Her power and worldly spiritual success came from her spiritual strength, according to one medieval writing noted by Gardner: "She made herself in her mind by inspiration of the Holy Spirit, a secret cell, out of which she resolved never to go by reason of any external occupation." Modern therapists might say that she was, in other words, incredibly self-possessed.
She developed a powerful entourage and network of family, confessors, and those she had converted, including many priests and theologians. In 1366 she left her cell and entered public life, Gardner notes. Until her death in 1380, she traveled around Italy and up to Avignon, rarely enjoying peace in her quiet Siena. Yet not all her work was exotic: she did menial household work, visited the sick in hospitals, and even caught leprosy from lepers to whom she was ministering, until she was miraculously cured.
Catherine greatly influenced Pope Gregory XI, a "gentle, scholarly, sickly, well-meaning, but also weak and irresolute" leader. Here Gardner gives an excellent account of her mysticism as a source for her political work: "All through the summer of 1370, Catherine's soul was overwhelmed with visions of divine mysticism."

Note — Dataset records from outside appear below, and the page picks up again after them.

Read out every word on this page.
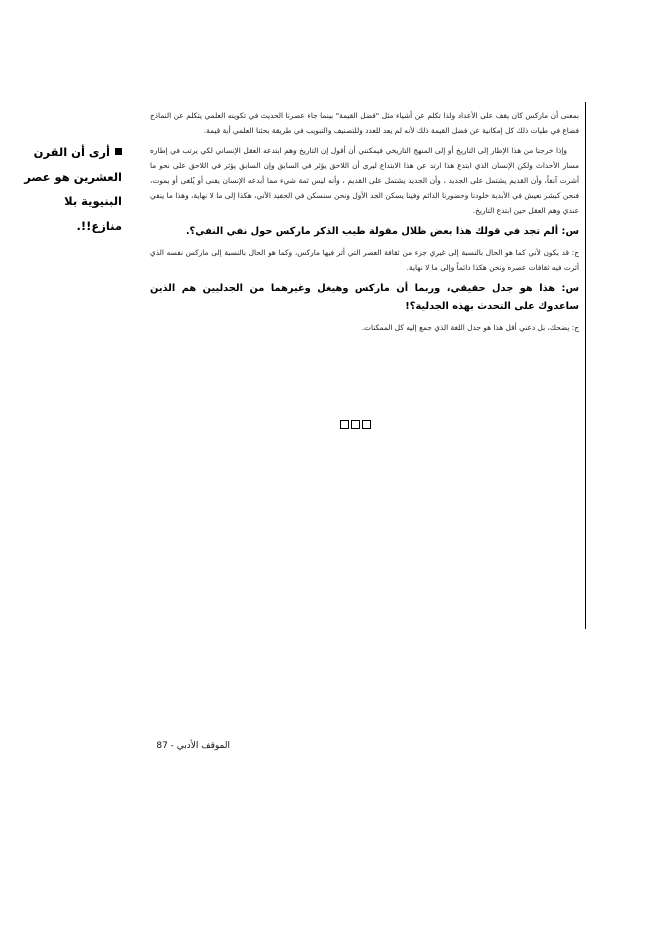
أرى أن القرن العشرين هو عصر البنيوية بلا منازع!!.

بمعنى أن ماركس كان يقف على الأعداد ولذا تكلم عن أشياء مثل "فضل القيمة" بينما جاء عصرنا الحديث في تكوينه العلمي يتكلم عن النماذج فضاع في طيات ذلك كل إمكانية عن فضل القيمة ذلك لأنه لم يعد للعدد وللتصنيف والتبويب في طريقة بحثنا العلمي أية قيمة.

وإذا خرجنا من هذا الإطار إلى التاريخ أو إلى المنهج التاريخي فيمكنني أن أقول إن التاريخ وهم ابتدعه العقل الإنساني لكي يرتب في إطاره مسار الأحداث ولكن الإنسان الذي ابتدع هذا ارتد عن هذا الابتداع ليرى أن اللاحق يؤثر في السابق وإن السابق يؤثر في اللاحق على نحو ما أشرت آنفاً، وأن القديم يشتمل على الجديد ، وأن الجديد يشتمل على القديم ، وأنه ليس ثمة شيء مما أبدعه الإنسان يفنى أو يُلغى أو يموت، فنحن كبشر نعيش في الأبدية خلودنا وحضورنا الدائم وفينا يسكن الجد الأول ونحن سنسكن في الحفيد الآتي، هكذا إلى ما لا نهاية، وهذا ما ينفي عندي وهم العقل حين ابتدع التاريخ.

س: ألم تجد في قولك هذا بعض ظلال مقولة طيب الذكر ماركس حول نفي النفي؟.

ج: قد يكون لأني كما هو الحال بالنسبة إلى غيري جزء من ثقافة العصر التي أثر فيها ماركس، وكما هو الحال بالنسبة إلى ماركس نفسه الذي أثرت فيه ثقافات عصره ونحن هكذا دائماً وإلى ما لا نهاية.

س: هذا هو جدل حقيقي، وربما أن ماركس وهيغل وغيرهما من الجدليين هم الذين ساعدوك على التحدث بهذه الجدلية؟!

ج: يضحك، بل دعني أقل هذا هو جدل اللغة الذي جمع إليه كل الممكنات.

الموقف الأدبي - 87
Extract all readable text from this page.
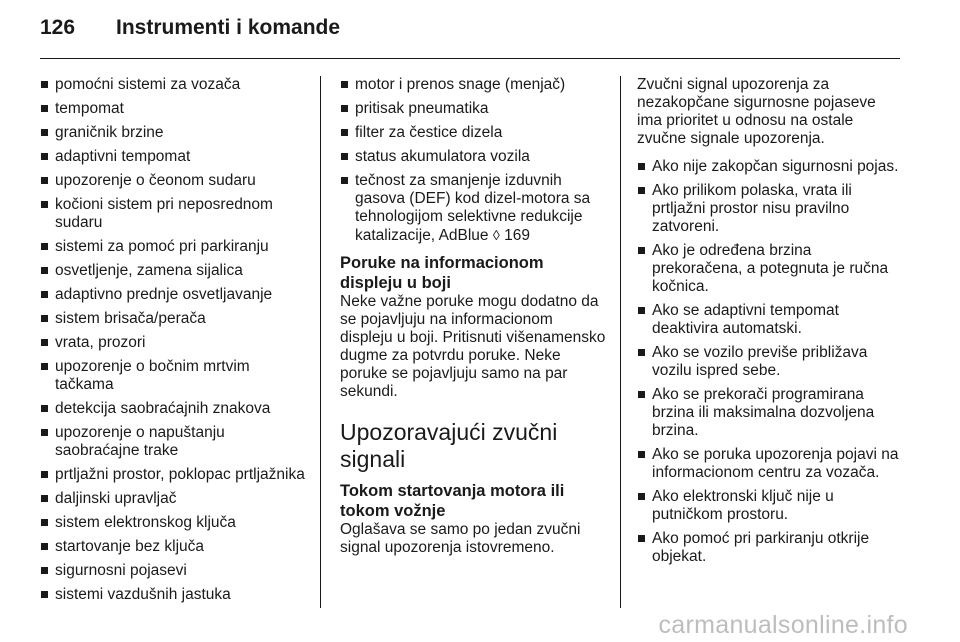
126 Instrumenti i komande
pomoćni sistemi za vozača
tempomat
graničnik brzine
adaptivni tempomat
upozorenje o čeonom sudaru
kočioni sistem pri neposrednom sudaru
sistemi za pomoć pri parkiranju
osvetljenje, zamena sijalica
adaptivno prednje osvetljavanje
sistem brisača/perača
vrata, prozori
upozorenje o bočnim mrtvim tačkama
detekcija saobraćajnih znakova
upozorenje o napuštanju saobraćajne trake
prtljažni prostor, poklopac prtljažnika
daljinski upravljač
sistem elektronskog ključa
startovanje bez ključa
sigurnosni pojasevi
sistemi vazdušnih jastuka
motor i prenos snage (menjač)
pritisak pneumatika
filter za čestice dizela
status akumulatora vozila
tečnost za smanjenje izduvnih gasova (DEF) kod dizel-motora sa tehnologijom selektivne redukcije katalizacije, AdBlue ◊ 169

Poruke na informacionom displeju u boji

Neke važne poruke mogu dodatno da se pojavljuju na informacionom displeju u boji. Pritisnuti višenamensko dugme za potvrdu poruke. Neke poruke se pojavljuju samo na par sekundi.

Upozoravajući zvučni signali

Tokom startovanja motora ili tokom vožnje

Oglašava se samo po jedan zvučni signal upozorenja istovremeno.

Zvučni signal upozorenja za nezakopčane sigurnosne pojaseve ima prioritet u odnosu na ostale zvučne signale upozorenja.

Ako nije zakopčan sigurnosni pojas.
Ako prilikom polaska, vrata ili prtljažni prostor nisu pravilno zatvoreni.
Ako je određena brzina prekoračena, a potegnuta je ručna kočnica.
Ako se adaptivni tempomat deaktivira automatski.
Ako se vozilo previše približava vozilu ispred sebe.
Ako se prekorači programirana brzina ili maksimalna dozvoljena brzina.
Ako se poruka upozorenja pojavi na informacionom centru za vozača.
Ako elektronski ključ nije u putničkom prostoru.
Ako pomoć pri parkiranju otkrije objekat.
carmanualsonline.info
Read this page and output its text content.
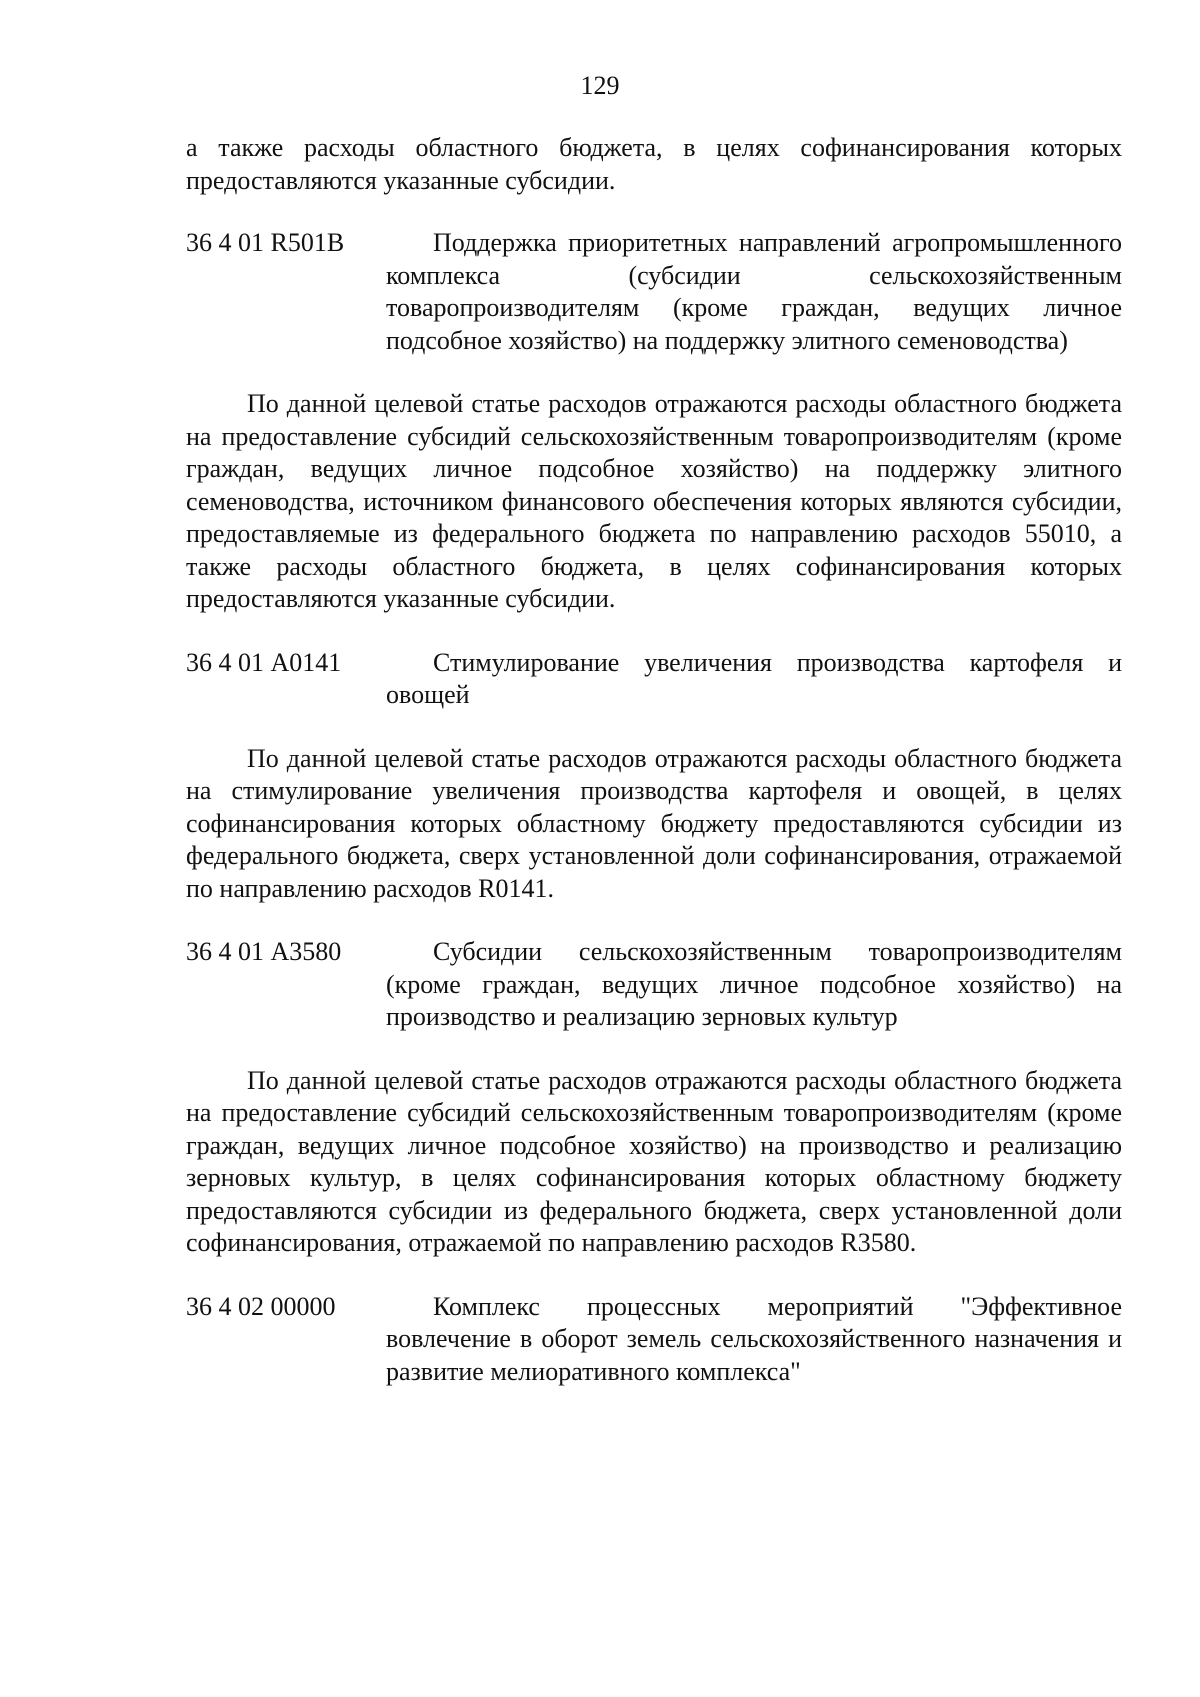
129

а также расходы областного бюджета, в целях софинансирования которых предоставляются указанные субсидии.

36 4 01 R501В	Поддержка приоритетных направлений агропромышленного комплекса (субсидии сельскохозяйственным товаропроизводителям (кроме граждан, ведущих личное подсобное хозяйство) на поддержку элитного семеноводства)

По данной целевой статье расходов отражаются расходы областного бюджета на предоставление субсидий сельскохозяйственным товаропроизводителям (кроме граждан, ведущих личное подсобное хозяйство) на поддержку элитного семеноводства, источником финансового обеспечения которых являются субсидии, предоставляемые из федерального бюджета по направлению расходов 55010, а также расходы областного бюджета, в целях софинансирования которых предоставляются указанные субсидии.

36 4 01 А0141	Стимулирование увеличения производства картофеля и овощей

По данной целевой статье расходов отражаются расходы областного бюджета на стимулирование увеличения производства картофеля и овощей, в целях софинансирования которых областному бюджету предоставляются субсидии из федерального бюджета, сверх установленной доли софинансирования, отражаемой по направлению расходов R0141.

36 4 01 А3580	Субсидии сельскохозяйственным товаропроизводителям (кроме граждан, ведущих личное подсобное хозяйство) на производство и реализацию зерновых культур

По данной целевой статье расходов отражаются расходы областного бюджета на предоставление субсидий сельскохозяйственным товаропроизводителям (кроме граждан, ведущих личное подсобное хозяйство) на производство и реализацию зерновых культур, в целях софинансирования которых областному бюджету предоставляются субсидии из федерального бюджета, сверх установленной доли софинансирования, отражаемой по направлению расходов R3580.

36 4 02 00000	Комплекс процессных мероприятий "Эффективное вовлечение в оборот земель сельскохозяйственного назначения и развитие мелиоративного комплекса"
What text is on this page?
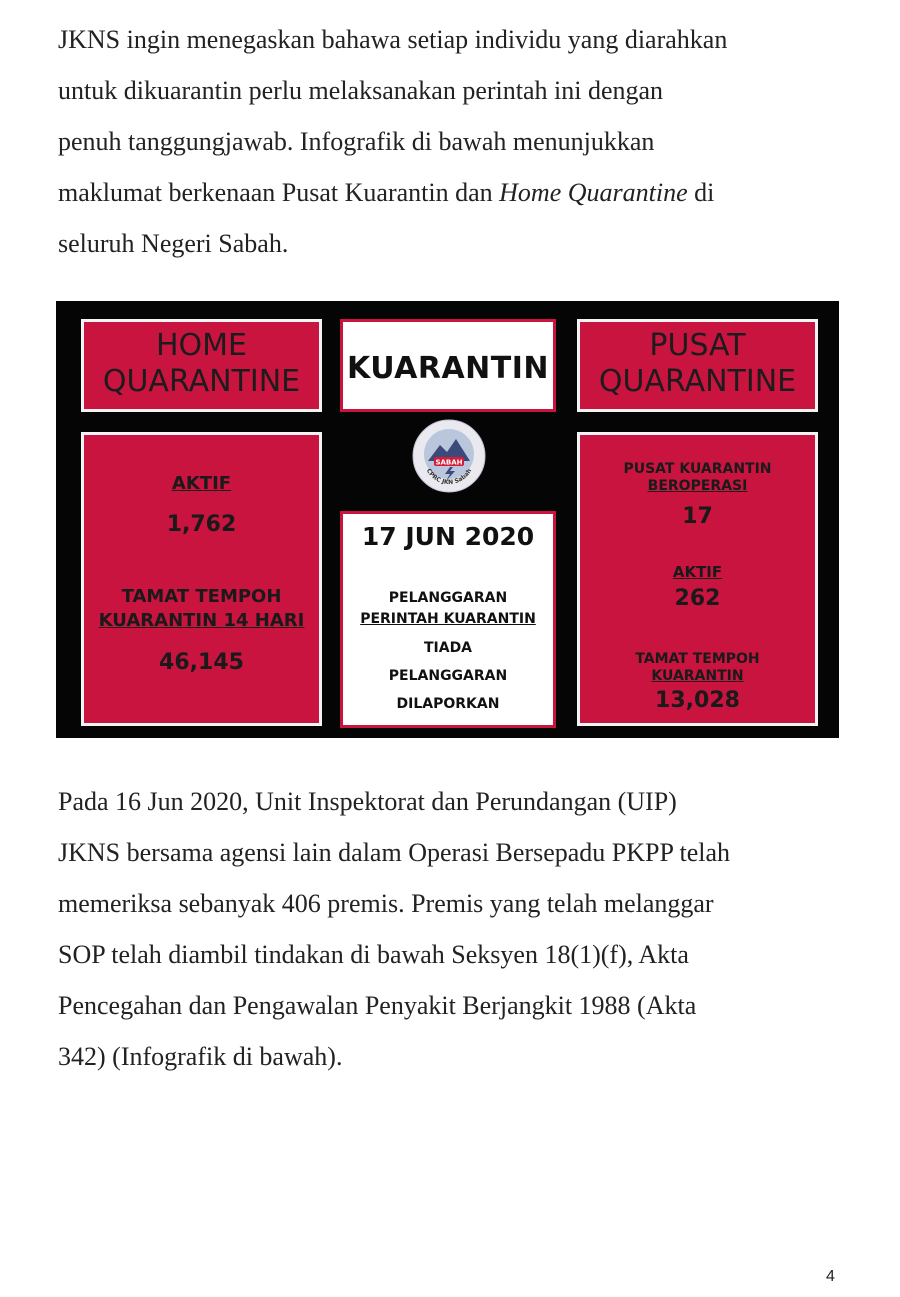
JKNS ingin menegaskan bahawa setiap individu yang diarahkan
untuk dikuarantin perlu melaksanakan perintah ini dengan
penuh tanggungjawab. Infografik di bawah menunjukkan
maklumat berkenaan Pusat Kuarantin dan Home Quarantine di
seluruh Negeri Sabah.
HOME
QUARANTINE	KUARANTIN
PUSAT
QUARANTINE
AKTIF
1,762
TAMAT TEMPOH
KUARANTIN 14 HARI
46,145
SABAH
CPRC JKN Sabah
17 JUN 2020
PELANGGARAN
PERINTAH KUARANTIN
TIADA
PELANGGARAN
DILAPORKAN
PUSAT KUARANTIN
BEROPERASI
17
AKTIF
262
TAMAT TEMPOH
KUARANTIN
13,028
Pada 16 Jun 2020, Unit Inspektorat dan Perundangan (UIP)
JKNS bersama agensi lain dalam Operasi Bersepadu PKPP telah
memeriksa sebanyak 406 premis. Premis yang telah melanggar
SOP telah diambil tindakan di bawah Seksyen 18(1)(f), Akta
Pencegahan dan Pengawalan Penyakit Berjangkit 1988 (Akta
342) (Infografik di bawah).
4
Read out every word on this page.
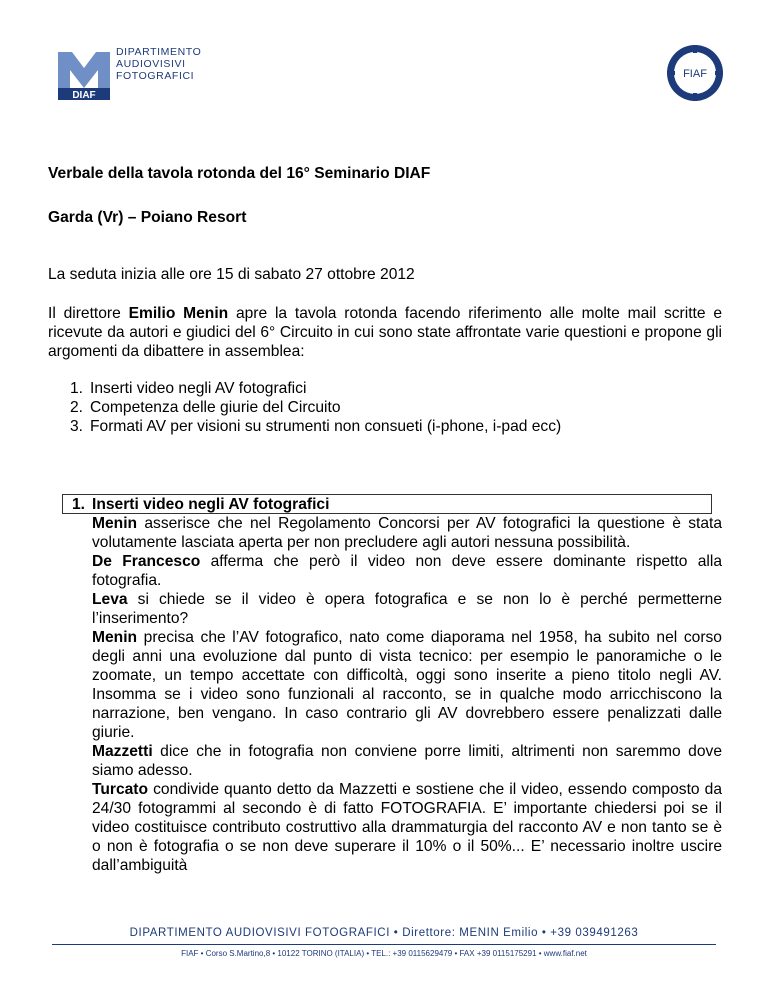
DIAF
DIPARTIMENTO
AUDIOVISIVI
FOTOGRAFICI	FIAF
Verbale della tavola rotonda del 16° Seminario DIAF
Garda (Vr) – Poiano Resort
La seduta inizia alle ore 15 di sabato 27 ottobre 2012
Il direttore Emilio Menin apre la tavola rotonda facendo riferimento alle molte mail scritte e ricevute da autori e giudici del 6° Circuito in cui sono state affrontate varie questioni e propone gli argomenti da dibattere in assemblea:
1. Inserti video negli AV fotografici
2. Competenza delle giurie del Circuito
3. Formati AV per visioni su strumenti non consueti (i-phone, i-pad ecc)
1. Inserti video negli AV fotografici

Menin asserisce che nel Regolamento Concorsi per AV fotografici la questione è stata volutamente lasciata aperta per non precludere agli autori nessuna possibilità.

De Francesco afferma che però il video non deve essere dominante rispetto alla fotografia.

Leva si chiede se il video è opera fotografica e se non lo è perché permetterne l’inserimento?

Menin precisa che l’AV fotografico, nato come diaporama nel 1958, ha subito nel corso degli anni una evoluzione dal punto di vista tecnico: per esempio le panoramiche o le zoomate, un tempo accettate con difficoltà, oggi sono inserite a pieno titolo negli AV. Insomma se i video sono funzionali al racconto, se in qualche modo arricchiscono la narrazione, ben vengano. In caso contrario gli AV dovrebbero essere penalizzati dalle giurie.

Mazzetti dice che in fotografia non conviene porre limiti, altrimenti non saremmo dove siamo adesso.

Turcato condivide quanto detto da Mazzetti e sostiene che il video, essendo composto da 24/30 fotogrammi al secondo è di fatto FOTOGRAFIA. E’ importante chiedersi poi se il video costituisce contributo costruttivo alla drammaturgia del racconto AV e non tanto se è o non è fotografia o se non deve superare il 10% o il 50%... E’ necessario inoltre uscire dall’ambiguità

DIPARTIMENTO AUDIOVISIVI FOTOGRAFICI • Direttore: MENIN Emilio • +39 039491263
FIAF • Corso S.Martino,8 • 10122 TORINO (ITALIA) • TEL.: +39 0115629479 • FAX +39 0115175291 • www.fiaf.net
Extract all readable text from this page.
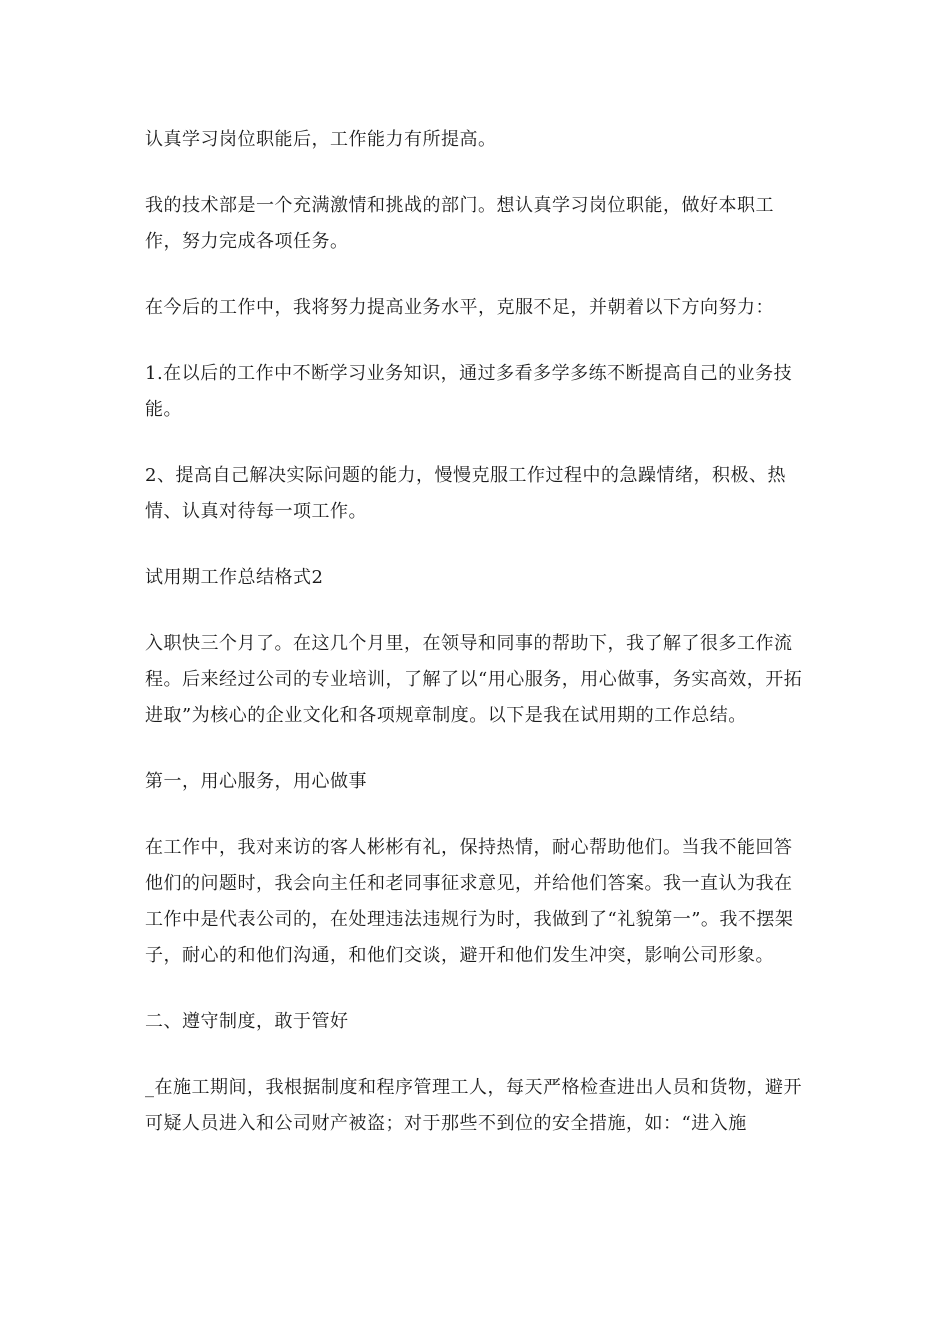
认真学习岗位职能后，工作能力有所提高。

我的技术部是一个充满激情和挑战的部门。想认真学习岗位职能，做好本职工作，努力完成各项任务。

在今后的工作中，我将努力提高业务水平，克服不足，并朝着以下方向努力：

1.在以后的工作中不断学习业务知识，通过多看多学多练不断提高自己的业务技能。

2、提高自己解决实际问题的能力，慢慢克服工作过程中的急躁情绪，积极、热情、认真对待每一项工作。

试用期工作总结格式2

入职快三个月了。在这几个月里，在领导和同事的帮助下，我了解了很多工作流程。后来经过公司的专业培训，了解了以“用心服务，用心做事，务实高效，开拓进取”为核心的企业文化和各项规章制度。以下是我在试用期的工作总结。

第一，用心服务，用心做事

在工作中，我对来访的客人彬彬有礼，保持热情，耐心帮助他们。当我不能回答他们的问题时，我会向主任和老同事征求意见，并给他们答案。我一直认为我在工作中是代表公司的，在处理违法违规行为时，我做到了“礼貌第一”。我不摆架子，耐心的和他们沟通，和他们交谈，避开和他们发生冲突，影响公司形象。

二、遵守制度，敢于管好

_在施工期间，我根据制度和程序管理工人，每天严格检查进出人员和货物，避开可疑人员进入和公司财产被盗；对于那些不到位的安全措施，如：“进入施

Siena's constantly quarreling leaders, as well as the pope in Avignon, waited curiously for the words of Christ coming from Catherine. She dreamed of a reform of the Church, and of a papacy that was materially poor and spiritually powerful. She called for strong measures against wicked clergymen, and the end to nepotism within the hierarchy. Gardner describes how low religious life had gone: every convent "was divided against itself and the same thing was going on outside the convents."
Under Catherine's influence not only did countless clergy convert and end their wicked ways, but the pope moved back to Rome and peace was made between Florence and the papacy. Catherine showed the political power of mysticism. Like Bernard of Clairvaux centuries earlier, she gave a religious view to politics.